Tuesday saw gold prices continuing to rise on concerns about military action in Libya and the ongoing crisis in Japan, while investors claimed profits on oil in anticipation of slowing intervention by the U.S. and other nations in Libya.
Reuters reported that physical gold gained again, adding 0.2% to reach $1,427.86 an ounce in early trading. Monday’s overseas trading saw the precious metal at one point hit just $10 shy of its record, coming in at $1,434.70. U.S. gold was up 0.1% to $1.428.20.
The SPDR Gold Trust, however, fell 10.616 tons in its largest single fall since late January; investors lost some interest in the largest exchange-traded gold fund’s bullion. In Tokyo, though, demand was unabated; the premium for gold bars was running $1.50-$2 above London spot prices, while gold futures on the Tokyo exchange rose 0.2% to 3,725 yen per gram ($1,426.695 per ounce). A trader at a Tokyo-based bullion house was quoted in the report saying, “Gold in yen jumped up this morning, and we've seen some selling back.”
Oil prices weakened as expectations that foreign intervention would slow pushed investors to engage in profit-taking.
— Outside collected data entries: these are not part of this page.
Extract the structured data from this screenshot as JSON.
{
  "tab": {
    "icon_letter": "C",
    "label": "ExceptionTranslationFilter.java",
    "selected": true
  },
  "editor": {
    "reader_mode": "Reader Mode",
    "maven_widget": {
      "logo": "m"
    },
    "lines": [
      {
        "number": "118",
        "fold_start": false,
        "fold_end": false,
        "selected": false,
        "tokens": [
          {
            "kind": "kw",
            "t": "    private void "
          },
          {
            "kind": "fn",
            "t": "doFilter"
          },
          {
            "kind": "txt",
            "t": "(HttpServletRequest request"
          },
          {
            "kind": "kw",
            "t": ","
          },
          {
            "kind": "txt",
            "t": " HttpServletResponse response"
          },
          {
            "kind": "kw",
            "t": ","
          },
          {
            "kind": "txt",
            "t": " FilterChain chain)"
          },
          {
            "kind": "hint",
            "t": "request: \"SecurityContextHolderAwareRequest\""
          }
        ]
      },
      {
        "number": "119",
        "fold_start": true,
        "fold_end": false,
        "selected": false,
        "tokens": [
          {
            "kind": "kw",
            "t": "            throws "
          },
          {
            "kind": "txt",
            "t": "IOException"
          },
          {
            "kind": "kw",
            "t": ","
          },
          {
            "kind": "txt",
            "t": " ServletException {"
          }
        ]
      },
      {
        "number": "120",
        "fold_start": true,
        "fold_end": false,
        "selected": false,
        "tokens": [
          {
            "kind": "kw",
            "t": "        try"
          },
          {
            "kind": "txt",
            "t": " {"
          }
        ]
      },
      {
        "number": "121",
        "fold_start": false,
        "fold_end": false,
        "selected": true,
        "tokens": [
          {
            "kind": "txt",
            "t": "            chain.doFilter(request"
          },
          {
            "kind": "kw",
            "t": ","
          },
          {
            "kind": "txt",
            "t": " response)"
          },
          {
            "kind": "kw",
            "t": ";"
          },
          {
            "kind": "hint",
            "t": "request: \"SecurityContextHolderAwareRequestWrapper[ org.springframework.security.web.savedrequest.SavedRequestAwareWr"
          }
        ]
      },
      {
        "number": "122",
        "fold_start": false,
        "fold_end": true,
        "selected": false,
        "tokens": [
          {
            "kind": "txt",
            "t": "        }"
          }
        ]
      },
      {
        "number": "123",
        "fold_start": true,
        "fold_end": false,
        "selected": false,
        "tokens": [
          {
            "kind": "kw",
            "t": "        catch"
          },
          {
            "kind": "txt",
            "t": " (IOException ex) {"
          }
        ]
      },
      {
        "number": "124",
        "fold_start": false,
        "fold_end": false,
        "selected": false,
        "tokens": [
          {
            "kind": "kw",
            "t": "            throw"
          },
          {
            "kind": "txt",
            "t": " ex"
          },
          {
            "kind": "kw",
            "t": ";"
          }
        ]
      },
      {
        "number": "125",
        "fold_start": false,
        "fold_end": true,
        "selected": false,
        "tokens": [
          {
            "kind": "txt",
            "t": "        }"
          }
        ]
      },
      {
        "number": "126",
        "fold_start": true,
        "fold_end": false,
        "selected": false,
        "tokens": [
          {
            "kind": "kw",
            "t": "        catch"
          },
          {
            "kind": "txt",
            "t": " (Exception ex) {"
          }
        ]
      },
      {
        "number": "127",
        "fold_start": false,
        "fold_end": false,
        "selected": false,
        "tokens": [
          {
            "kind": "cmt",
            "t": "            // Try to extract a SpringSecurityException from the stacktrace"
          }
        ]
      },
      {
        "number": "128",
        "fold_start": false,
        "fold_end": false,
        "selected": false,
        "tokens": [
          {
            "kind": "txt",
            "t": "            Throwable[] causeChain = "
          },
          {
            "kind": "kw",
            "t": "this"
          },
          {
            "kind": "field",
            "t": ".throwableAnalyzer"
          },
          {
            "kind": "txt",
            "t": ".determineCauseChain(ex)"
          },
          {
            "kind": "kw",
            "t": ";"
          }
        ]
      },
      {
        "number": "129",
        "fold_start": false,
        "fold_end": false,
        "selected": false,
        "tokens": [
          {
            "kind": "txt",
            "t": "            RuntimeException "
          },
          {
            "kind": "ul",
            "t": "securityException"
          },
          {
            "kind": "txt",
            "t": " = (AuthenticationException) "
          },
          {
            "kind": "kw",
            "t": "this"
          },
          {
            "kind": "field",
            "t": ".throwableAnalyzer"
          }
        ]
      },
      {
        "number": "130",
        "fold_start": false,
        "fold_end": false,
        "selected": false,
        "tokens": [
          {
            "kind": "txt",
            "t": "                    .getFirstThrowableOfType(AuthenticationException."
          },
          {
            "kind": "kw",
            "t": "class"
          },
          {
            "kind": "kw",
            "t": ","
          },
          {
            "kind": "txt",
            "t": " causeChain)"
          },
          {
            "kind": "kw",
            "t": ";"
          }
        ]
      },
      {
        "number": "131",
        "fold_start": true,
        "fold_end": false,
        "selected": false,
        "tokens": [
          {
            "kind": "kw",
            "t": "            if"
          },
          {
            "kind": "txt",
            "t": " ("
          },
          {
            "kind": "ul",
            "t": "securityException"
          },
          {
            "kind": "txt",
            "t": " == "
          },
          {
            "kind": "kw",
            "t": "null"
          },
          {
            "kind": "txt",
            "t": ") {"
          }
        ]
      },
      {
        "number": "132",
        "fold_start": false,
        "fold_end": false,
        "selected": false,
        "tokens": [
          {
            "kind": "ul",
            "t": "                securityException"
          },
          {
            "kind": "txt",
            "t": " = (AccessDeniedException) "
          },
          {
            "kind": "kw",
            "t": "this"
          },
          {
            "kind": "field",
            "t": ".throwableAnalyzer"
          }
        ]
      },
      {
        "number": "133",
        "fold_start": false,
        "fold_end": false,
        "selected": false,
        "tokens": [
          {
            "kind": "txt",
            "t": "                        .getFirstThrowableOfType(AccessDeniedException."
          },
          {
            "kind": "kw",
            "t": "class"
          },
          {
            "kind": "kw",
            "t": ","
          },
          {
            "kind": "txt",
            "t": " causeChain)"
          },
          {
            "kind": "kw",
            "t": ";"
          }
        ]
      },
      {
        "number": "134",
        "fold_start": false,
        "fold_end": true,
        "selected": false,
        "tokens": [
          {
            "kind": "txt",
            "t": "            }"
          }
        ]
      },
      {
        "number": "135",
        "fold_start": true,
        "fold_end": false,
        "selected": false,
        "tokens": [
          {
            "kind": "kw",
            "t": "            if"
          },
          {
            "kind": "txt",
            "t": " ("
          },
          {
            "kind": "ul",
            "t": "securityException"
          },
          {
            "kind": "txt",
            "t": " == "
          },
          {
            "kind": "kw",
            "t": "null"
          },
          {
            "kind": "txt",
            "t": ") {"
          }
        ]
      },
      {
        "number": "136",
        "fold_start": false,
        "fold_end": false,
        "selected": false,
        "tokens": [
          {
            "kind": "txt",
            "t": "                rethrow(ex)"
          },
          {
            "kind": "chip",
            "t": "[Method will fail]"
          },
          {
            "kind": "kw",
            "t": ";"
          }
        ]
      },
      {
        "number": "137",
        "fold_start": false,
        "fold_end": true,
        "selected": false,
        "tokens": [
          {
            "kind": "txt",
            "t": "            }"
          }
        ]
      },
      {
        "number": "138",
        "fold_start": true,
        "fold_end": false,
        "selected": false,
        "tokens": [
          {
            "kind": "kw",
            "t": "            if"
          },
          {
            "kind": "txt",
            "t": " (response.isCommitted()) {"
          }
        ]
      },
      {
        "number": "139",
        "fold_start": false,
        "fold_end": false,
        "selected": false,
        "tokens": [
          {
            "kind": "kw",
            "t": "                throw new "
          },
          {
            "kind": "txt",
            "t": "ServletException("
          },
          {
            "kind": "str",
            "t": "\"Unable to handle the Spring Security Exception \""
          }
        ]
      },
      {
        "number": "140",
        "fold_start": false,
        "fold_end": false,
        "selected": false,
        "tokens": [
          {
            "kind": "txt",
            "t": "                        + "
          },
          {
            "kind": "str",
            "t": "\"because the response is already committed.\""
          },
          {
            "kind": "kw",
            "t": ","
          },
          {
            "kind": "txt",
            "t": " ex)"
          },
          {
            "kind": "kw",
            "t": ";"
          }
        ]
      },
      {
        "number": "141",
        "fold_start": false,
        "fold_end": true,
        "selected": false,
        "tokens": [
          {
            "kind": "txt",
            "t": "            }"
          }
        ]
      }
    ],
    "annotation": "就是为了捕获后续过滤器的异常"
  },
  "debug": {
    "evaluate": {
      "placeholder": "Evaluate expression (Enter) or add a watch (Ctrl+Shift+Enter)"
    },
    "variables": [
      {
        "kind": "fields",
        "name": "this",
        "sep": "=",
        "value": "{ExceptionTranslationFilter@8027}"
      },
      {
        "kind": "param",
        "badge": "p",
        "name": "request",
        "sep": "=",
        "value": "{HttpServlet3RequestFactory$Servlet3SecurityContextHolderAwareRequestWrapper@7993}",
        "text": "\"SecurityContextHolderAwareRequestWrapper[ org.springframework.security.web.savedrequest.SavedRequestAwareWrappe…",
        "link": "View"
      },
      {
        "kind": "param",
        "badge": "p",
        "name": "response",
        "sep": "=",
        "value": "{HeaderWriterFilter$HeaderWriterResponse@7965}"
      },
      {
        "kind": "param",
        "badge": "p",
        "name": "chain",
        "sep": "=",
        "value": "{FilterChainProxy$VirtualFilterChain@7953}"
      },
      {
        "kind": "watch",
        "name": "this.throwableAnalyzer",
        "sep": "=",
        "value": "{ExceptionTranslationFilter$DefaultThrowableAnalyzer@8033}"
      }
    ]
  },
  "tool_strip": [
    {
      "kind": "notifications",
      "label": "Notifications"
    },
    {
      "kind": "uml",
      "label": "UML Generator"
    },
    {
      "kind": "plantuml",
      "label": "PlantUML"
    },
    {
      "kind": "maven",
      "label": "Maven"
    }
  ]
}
Brent crude dipped below $115, hitting $114.69 in early European trading. May U.S. crude lost $0.20 to come in at $102.89. On Monday oil had gained about 1%, but analysts said that the market has now accepted that Libya won’t be much of a source for oil in the near future.
Edward Meir, senior commodities analyst at MF Global, said in the report, "Short-term, we suspect that the crude oil market is somewhat overextended here, as the fighting in Libya will lose its ability to spark the market higher. For all practical purposes, investors have reconciled themselves with the fact not much oil will be flowing out of Libya anytime soon."